Матвей, сощурившись, пристально вглядывался в камскую даль.
— Не-е, не шибаса это и не тюрень, — сообщил он. — Это большой каюк пермяцкий.
— Да и откуда тут татарам взяться, коли ты их прогнал, — хмыкнул Калина. — А пермяки сюда не полезут. Балбанкар — заклятое место.
Они стояли на краю заброшенного городища, на высоком склоне берега. Рядом валялся мешок с припасами, весла, лук Калины и меч Матвея, лежала на боку длинная, как веретено, кожаная лодка.
Калина и княжич Матвей плыли вниз по Каме вдвоем, тайком от всех — и своих, и чужих. Они держались ближе к берегам, прячась под кустами, рядом с обрывами, в случае чего накрывались срезанными ветками с листвой: пусть думают, что плывет упавшее дерево. Своим незачем знать, куда направился княжич; татары могут в полон забрать, ведь за княжича большой выкуп взять можно; а пермяки — то собаки брехливые, увидят и всем растрезвонят.
Когда плыли мимо Балбанкара, Матвей разглядел вдали парус. Волей-неволей пришлось причаливать и прятаться на проклятом городище.
Начиналось лето, молодая трава покрыла оплывшие валы, ямы землянок. В траве особенно чуждо выглядели гнилые черные колья, трухлявые бревна выкладок, покосившиеся идолы, в лицах которых еще торчали пеньки стрел ушкуйника Ерохи Смыки. Калина оглядывался и вспоминал ватагу Ухвата, которая почти двадцать лет назад здесь, на Балбанкаре, лопнула пополам и чуть себя не истребила; вспоминал, как тащил тяжеленную Вагирйому по крысиной норе подземного хода.
— Погоди-ка, — сказал Матвею Калина и пошел к другому краю городища, полез в овраг и вскоре выбрался обратно, держа в руках человеческий череп.
— Глянь, княжич, это кто-то из трех Иванов… Отсюда, с Балбанкара, побежала к твоему деду смерть.
Матвей посмотрел на череп, презрительно сплюнул и велел:
— Собирайся, дальше поплывем. Каюк уже за поворот загнул.
Калина осторожно положил череп на камень в траве.
Всю миновавшую зиму Матвея мучила память о той девчонке, о Маше, ясырке шибана Мурада, которую он обещал выкупить из рабства. Матвей не только не хотел нарушать своего слова, нет — его изнутри жгла еще какая-то боль. Хотелось ту девчонку видеть подле себя счастливой и вольной, хотелось почувствовать ее благодарность и уважение. Матвей знал, что летом афкульские татары продадут своих рабов в Ибыре. Плата у Матвея была — все та же пуговица с кафтана Пестрого. Оставалось только придумать, как попасть в Ибыр на торг.

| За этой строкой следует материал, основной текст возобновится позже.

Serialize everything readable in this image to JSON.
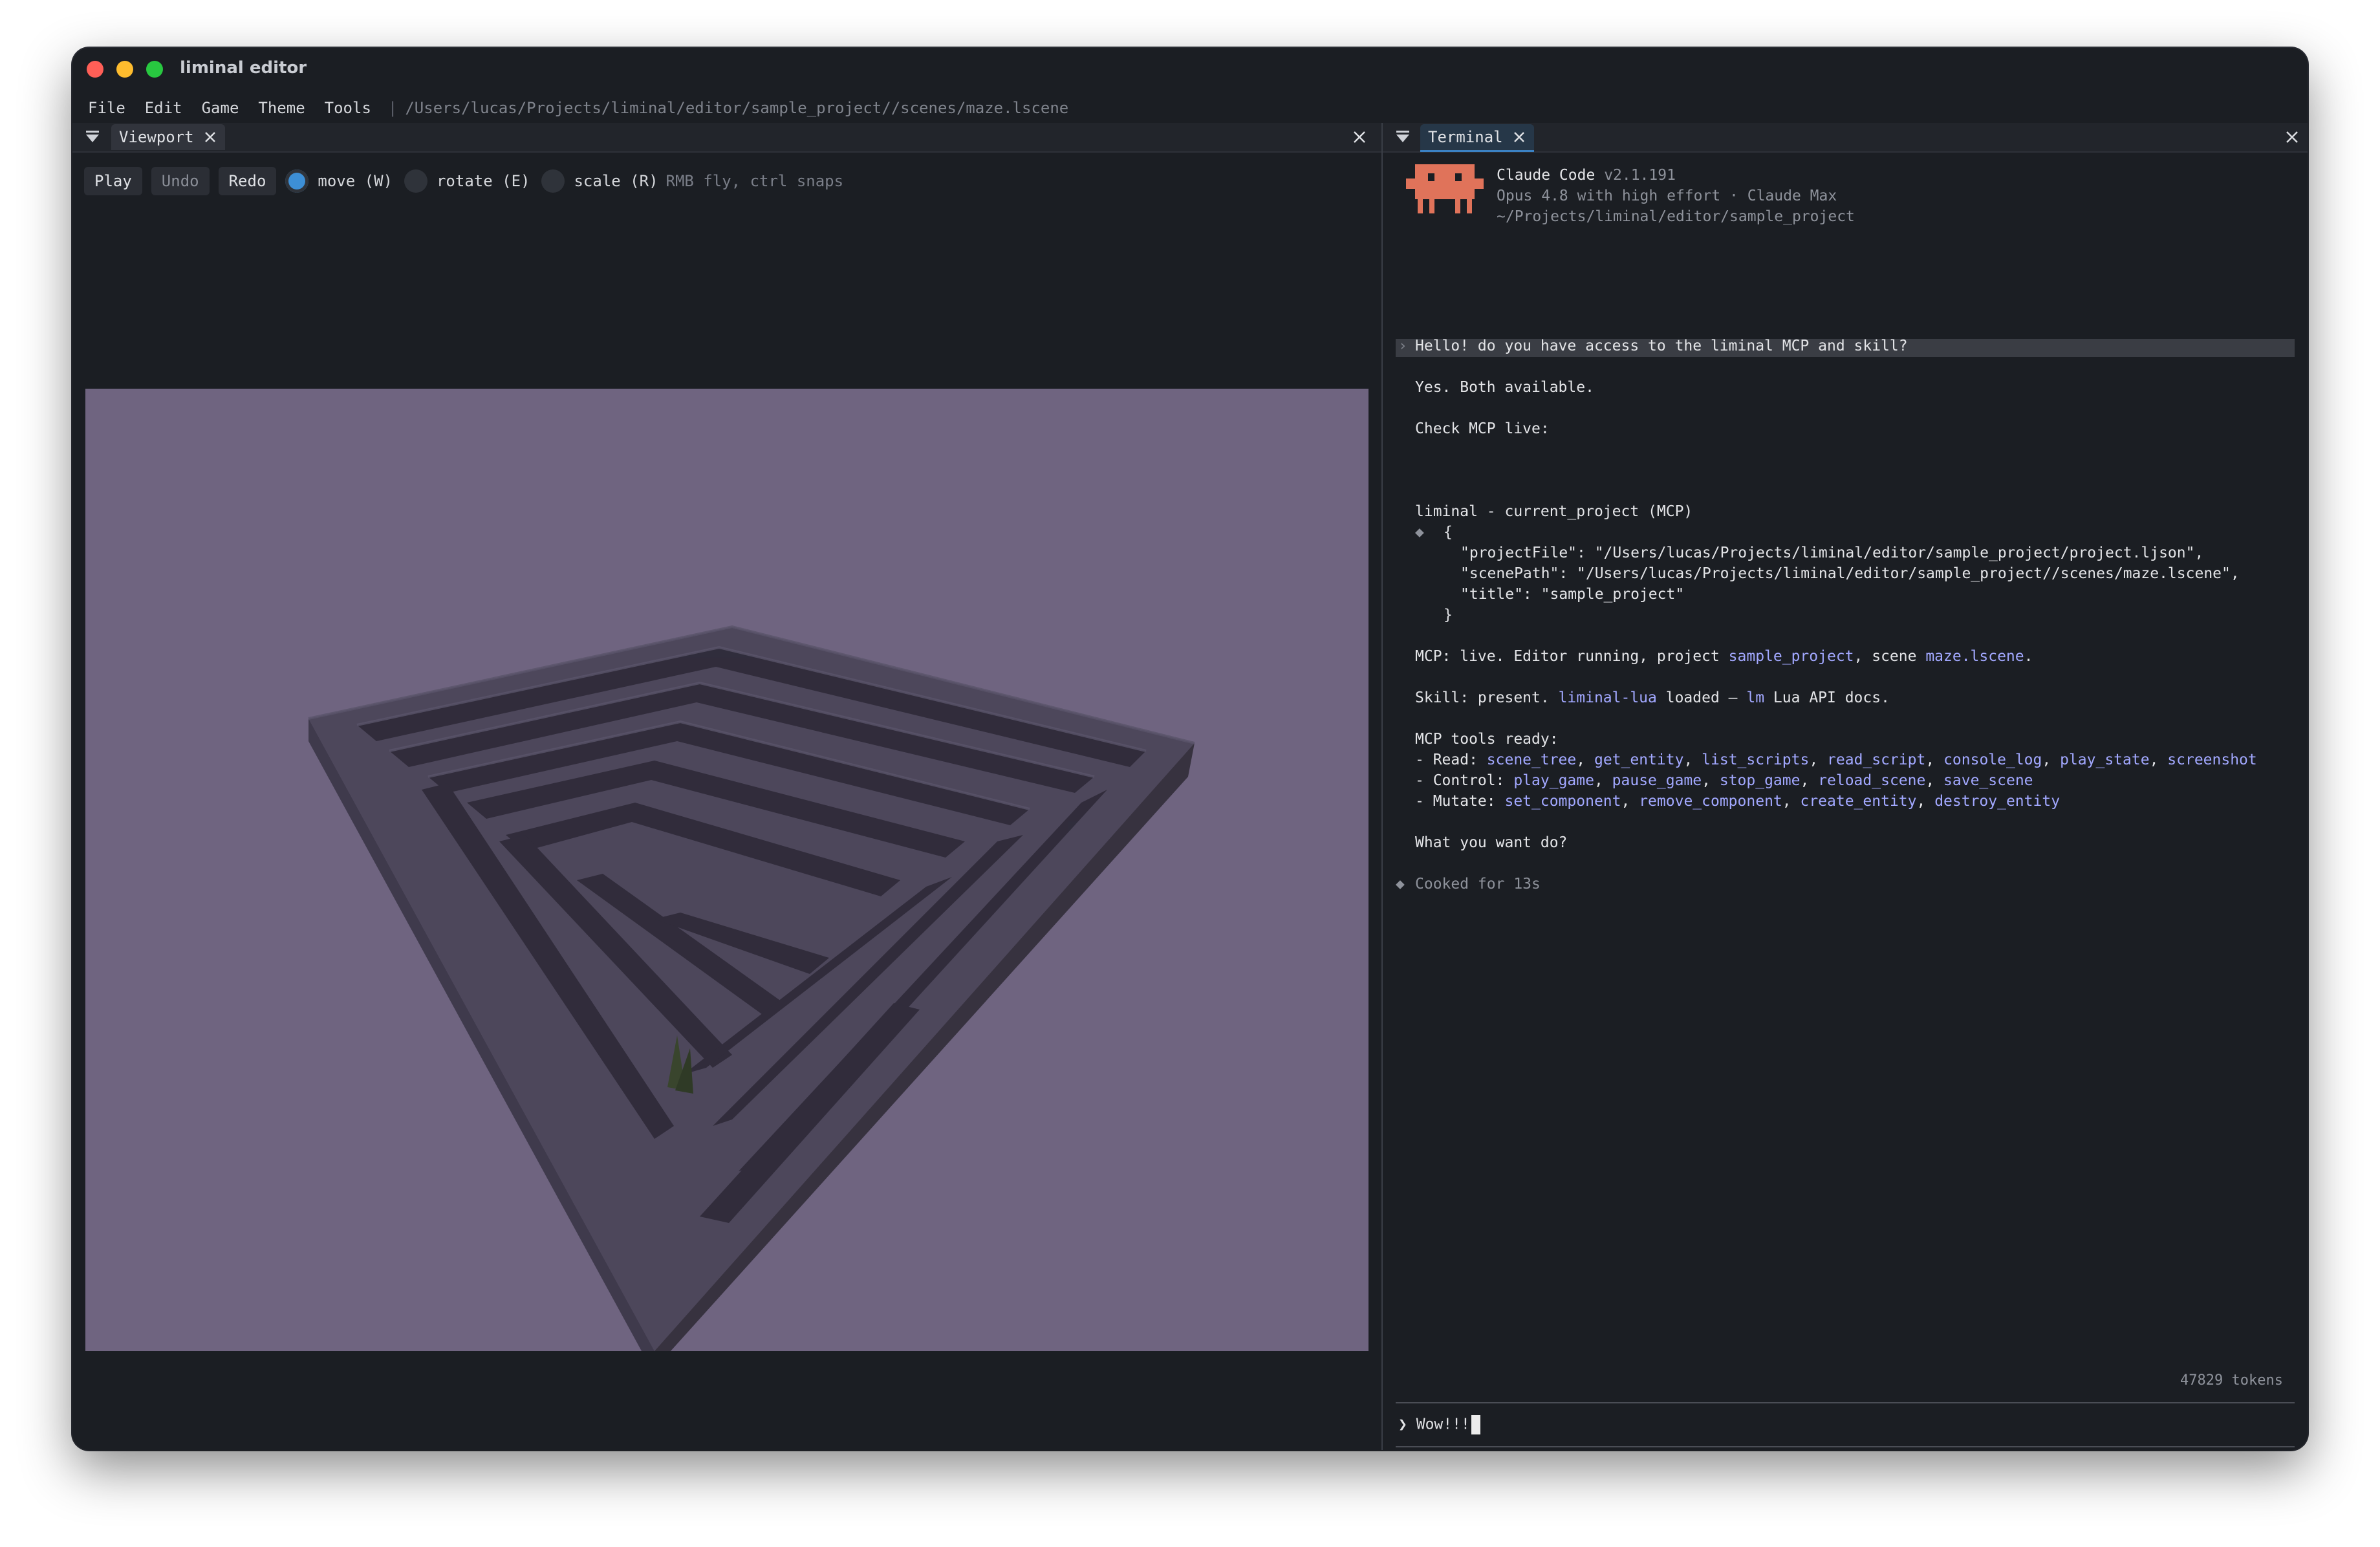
{
  "window": {
    "title": "liminal editor"
  },
  "menu": {
    "items": [
      "File",
      "Edit",
      "Game",
      "Theme",
      "Tools"
    ],
    "separator": "|",
    "path": "/Users/lucas/Projects/liminal/editor/sample_project//scenes/maze.lscene"
  },
  "left_panel": {
    "tab_label": "Viewport",
    "toolbar": {
      "play": "Play",
      "undo": "Undo",
      "redo": "Redo",
      "modes": [
        {
          "label": "move (W)",
          "selected": true
        },
        {
          "label": "rotate (E)",
          "selected": false
        },
        {
          "label": "scale (R)",
          "selected": false
        }
      ],
      "hint": "RMB fly, ctrl snaps"
    },
    "viewport": {
      "background": "#6f6480",
      "maze_color": "#4a4558"
    }
  },
  "right_panel": {
    "tab_label": "Terminal",
    "header": {
      "name": "Claude Code",
      "version": "v2.1.191",
      "model": "Opus 4.8 with high effort · Claude Max",
      "cwd": "~/Projects/liminal/editor/sample_project"
    },
    "user_prompt": "Hello! do you have access to the liminal MCP and skill?",
    "reply_1": "Yes. Both available.",
    "reply_2": "Check MCP live:",
    "tool_call": "liminal - current_project (MCP)",
    "json_lines": [
      "{",
      "\"projectFile\": \"/Users/lucas/Projects/liminal/editor/sample_project/project.ljson\",",
      "\"scenePath\": \"/Users/lucas/Projects/liminal/editor/sample_project//scenes/maze.lscene\",",
      "\"title\": \"sample_project\"",
      "}"
    ],
    "mcp_status": {
      "prefix": "MCP: live. Editor running, project ",
      "project": "sample_project",
      "mid": ", scene ",
      "scene": "maze.lscene",
      "suffix": "."
    },
    "skill_status": {
      "prefix": "Skill: present. ",
      "skill": "liminal-lua",
      "mid": " loaded — ",
      "lm": "lm",
      "suffix": " Lua API docs."
    },
    "tools_heading": "MCP tools ready:",
    "tool_groups": [
      {
        "label": "- Read: ",
        "tools": [
          "scene_tree",
          "get_entity",
          "list_scripts",
          "read_script",
          "console_log",
          "play_state",
          "screenshot"
        ]
      },
      {
        "label": "- Control: ",
        "tools": [
          "play_game",
          "pause_game",
          "stop_game",
          "reload_scene",
          "save_scene"
        ]
      },
      {
        "label": "- Mutate: ",
        "tools": [
          "set_component",
          "remove_component",
          "create_entity",
          "destroy_entity"
        ]
      }
    ],
    "question": "What you want do?",
    "cooked": "Cooked for 13s",
    "tokens": "47829 tokens",
    "input_prompt": "❯",
    "input_value": "Wow!!!"
  },
  "colors": {
    "accent": "#3d8fd6",
    "link": "#a2a8ff",
    "logo": "#e0735a"
  }
}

Однажды в Покче Матвей встретил Калину.
— Постой, — окликнул он его. — Иди сюда. Скажи, где Ибыр находится?
— В воскресенье еще на Сылве стоял, — ответил Калина.
— А как добраться до него?
— Седлай коня богатырского да скачи во всю прыть.
— Я тебя делом спрашиваю, дурак!
— По вопросу и ответ, княжич.
— Я не княжич, я князь.
Калина взглянул на мальчишку — красивое, высокоскулое лицо ламии, глаза и губы — тоже от Тичерть, а от деда Ермолая — упрямство и воля, спокойно переступающая через души и судьбы. Только от Михаила в мальчишке не было ничего.
— Я, княжич, крест целовал только Михаилу, батьке твоему. Вчерась еще с ним похлебку хлебали, так что вроде жив он. Для тебя я — вольная птица. Прощай.
Он уже развернулся, но Матвей схватил его за рваный локоть.
— Ладно, не серчай, — с досадой сказал он. — Добром прошу, разъясни, как мне в Ибыр попасть.
— А на что?
— Не твое дело.
— А я в чужие дела не суюсь.
— Да постой ты!.. Черт с тобой, я скажу, на что. Но коли ты проболтаешься хоть кому — хоть отцу, — найду и под землей, на кол посажу! — разозлился Матвей.
— Ужо штаны на заду отвисли, — хмыкнул Калина.
Матвей рассказал, и его история Калину подкупила. Рядились они недолго. С вешней водой решили плыть вдвоем и втайне от всех.
Весной, когда зазеленели берега Колвы, Калина сам пришел к Матвею. За его спиной был здоровенный тюк. Они убрались из Покчи подальше, в лес.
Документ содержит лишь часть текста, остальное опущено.